In realtà, anche se la sentenza in commento non ne fa menzione, la giurisprudenza di legittimità della terza sezione civile della Suprema corte aveva, a ben vedere, già ampiamente sviluppato gli “anticorpi” nei confronti di tale tendenza allo spostamento del baricentro della risarcibilità del danno biologico sul piano della lesione del diritto alla salute (piuttosto che sulle conseguenze pregiudizievoli che ne derivano a carico del soggetto inciso) e lo aveva dimostrato, in particolare, con la sentenza 20 novembre 2012 n. 20292 nella quale, infatti, era stato chiarito che «un danno biologico propriamente considerato - un danno, cioè, considerato non sotto il profilo eventista, ma consequenzialista - non sarebbe legittimamente configurabile (sul piano risarcitorio, non ontologico) tutte le volte che la lesione (danno evento) non abbia procurato conseguenze dannose risarcibili al soggetto: la rottura, da parte di un terzo, di un dente destinato di lì a poco a essere estirpato dal (costoso) dentista è certamente una «lesione medicalmente accertabile», ma, sussunta nella sfera del rilevante giuridico (id est, del rilevante risarcitorio), non è (non dovrebbe) essere anche lesione risarcibile, poiché nessuna conseguenza dannosa (anzi..), sul piano della salute, appare nella specie legittimamente predicabile (la medesima considerazione potrebbe svolgersi nel caso di frattura di un arto destinato a essere frantumato nel medesimo modo dal medico ortopedico nell'ambito di una specifica terapia ossea che attende di lì a poco il danneggiato)».

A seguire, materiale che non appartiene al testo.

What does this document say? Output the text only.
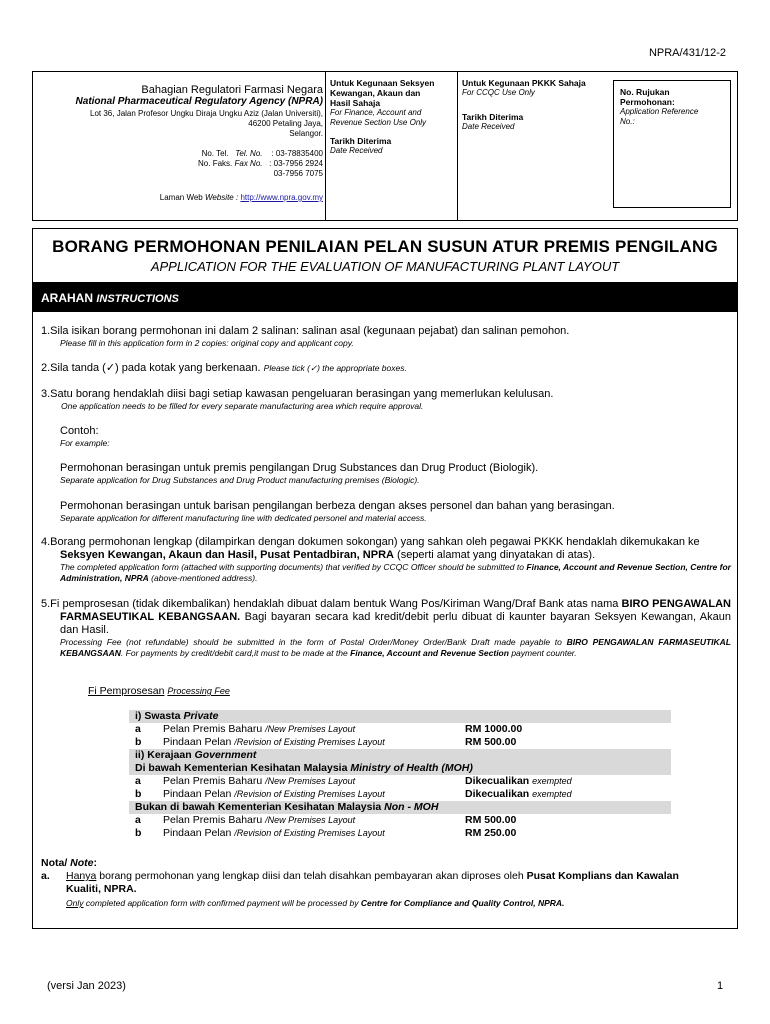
NPRA/431/12-2
Bahagian Regulatori Farmasi Negara
National Pharmaceutical Regulatory Agency (NPRA)
Lot 36, Jalan Profesor Ungku Diraja Ungku Aziz (Jalan Universiti),
46200 Petaling Jaya,
Selangor.
No. Tel. Tel. No. : 03-78835400
No. Faks. Fax No. : 03-7956 2924
03-7956 7075
Laman Web Website : http://www.npra.gov.my
Untuk Kegunaan Seksyen
Kewangan, Akaun dan
Hasil Sahaja
For Finance, Account and
Revenue Section Use Only
Tarikh Diterima
Date Received
Untuk Kegunaan PKKK Sahaja
For CCQC Use Only
Tarikh Diterima
Date Received
No. Rujukan
Permohonan:
Application Reference
No.:
BORANG PERMOHONAN PENILAIAN PELAN SUSUN ATUR PREMIS PENGILANG
APPLICATION FOR THE EVALUATION OF MANUFACTURING PLANT LAYOUT
ARAHAN INSTRUCTIONS
1.Sila isikan borang permohonan ini dalam 2 salinan: salinan asal (kegunaan pejabat) dan salinan pemohon.
Please fill in this application form in 2 copies: original copy and applicant copy.
2.Sila tanda (✓) pada kotak yang berkenaan. Please tick (✓) the appropriate boxes.
3.Satu borang hendaklah diisi bagi setiap kawasan pengeluaran berasingan yang memerlukan kelulusan.
One application needs to be filled for every separate manufacturing area which require approval.
Contoh:
For example:
Permohonan berasingan untuk premis pengilangan Drug Substances dan Drug Product (Biologik).
Separate application for Drug Substances and Drug Product manufacturing premises (Biologic).
Permohonan berasingan untuk barisan pengilangan berbeza dengan akses personel dan bahan yang berasingan.
Separate application for different manufacturing line with dedicated personel and material access.
4.Borang permohonan lengkap (dilampirkan dengan dokumen sokongan) yang sahkan oleh pegawai PKKK hendaklah dikemukakan ke
Seksyen Kewangan, Akaun dan Hasil, Pusat Pentadbiran, NPRA (seperti alamat yang dinyatakan di atas).
The completed application form (attached with supporting documents) that verified by CCQC Officer should be submitted to Finance, Account and Revenue Section, Centre for Administration, NPRA (above-mentioned address).
5.Fi pemprosesan (tidak dikembalikan) hendaklah dibuat dalam bentuk Wang Pos/Kiriman Wang/Draf Bank atas nama BIRO PENGAWALAN FARMASEUTIKAL KEBANGSAAN. Bagi bayaran secara kad kredit/debit perlu dibuat di kaunter bayaran Seksyen Kewangan, Akaun dan Hasil.
Processing Fee (not refundable) should be submitted in the form of Postal Order/Money Order/Bank Draft made payable to BIRO PENGAWALAN FARMASEUTIKAL KEBANGSAAN. For payments by credit/debit card,it must to be made at the Finance, Account and Revenue Section payment counter.
Fi Pemprosesan Processing Fee
i) Swasta Private
a Pelan Premis Baharu /New Premises Layout	RM 1000.00
b Pindaan Pelan /Revision of Existing Premises Layout	RM 500.00
ii) Kerajaan Government
Di bawah Kementerian Kesihatan Malaysia Ministry of Health (MOH)
a Pelan Premis Baharu /New Premises Layout	Dikecualikan exempted
b Pindaan Pelan /Revision of Existing Premises Layout	Dikecualikan exempted
Bukan di bawah Kementerian Kesihatan Malaysia Non - MOH
a Pelan Premis Baharu /New Premises Layout	RM 500.00
b Pindaan Pelan /Revision of Existing Premises Layout	RM 250.00
Nota/ Note:
a. Hanya borang permohonan yang lengkap diisi dan telah disahkan pembayaran akan diproses oleh Pusat Komplians dan Kawalan Kualiti, NPRA.
Only completed application form with confirmed payment will be processed by Centre for Compliance and Quality Control, NPRA.
(versi Jan 2023)	1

Da ultimo, è appena il caso di evidenziare come, secondo quanto recentemente chiarito da attenta dottrina, alcuna rilevanza possa essere attribuita, ai fini della risarcibilità del danno da perdita della vita, al disposto dell'articolo 2 della Carta di Nizza, contenuta nel Trattato di Lisbona (ratificato dall'Italia mediante la legge 2 agosto 2008 n. 190) e che solennemente afferma: «ogni individuo ha diritto alla vita». Se è certamente vero, infatti, che il diritto alla vita è munito di copertura costituzionale e anche sovranazionale, risulta nondimeno altrettanto innegabile che «nell'ipotesi di lesione del diritto alla vita, le nostre Carte costituzionali non prendono posizione su quali siano i soggetti legittimati (attivi e passivi) nel successivo giudizio avente a oggetto il risarcimento del danno consequenziale; in altre parole lasciano al diritto interno dei singoli Stati stabilire i presupposti e i criteri di risarcimento del danno da morte, in favore degli eredi e/o dei prossimi congiunti. Non è dunque in discussione la (pacifica) sussistenza del diritto alla vita e la tutela dell'individuo per preservare questo diritto, bensì (e innanzitutto) su quale soggetto nasca il diritto al risarcimento del danno allorché vi sia stata la lesione (soppressione) del diritto alla vita!» (Spera).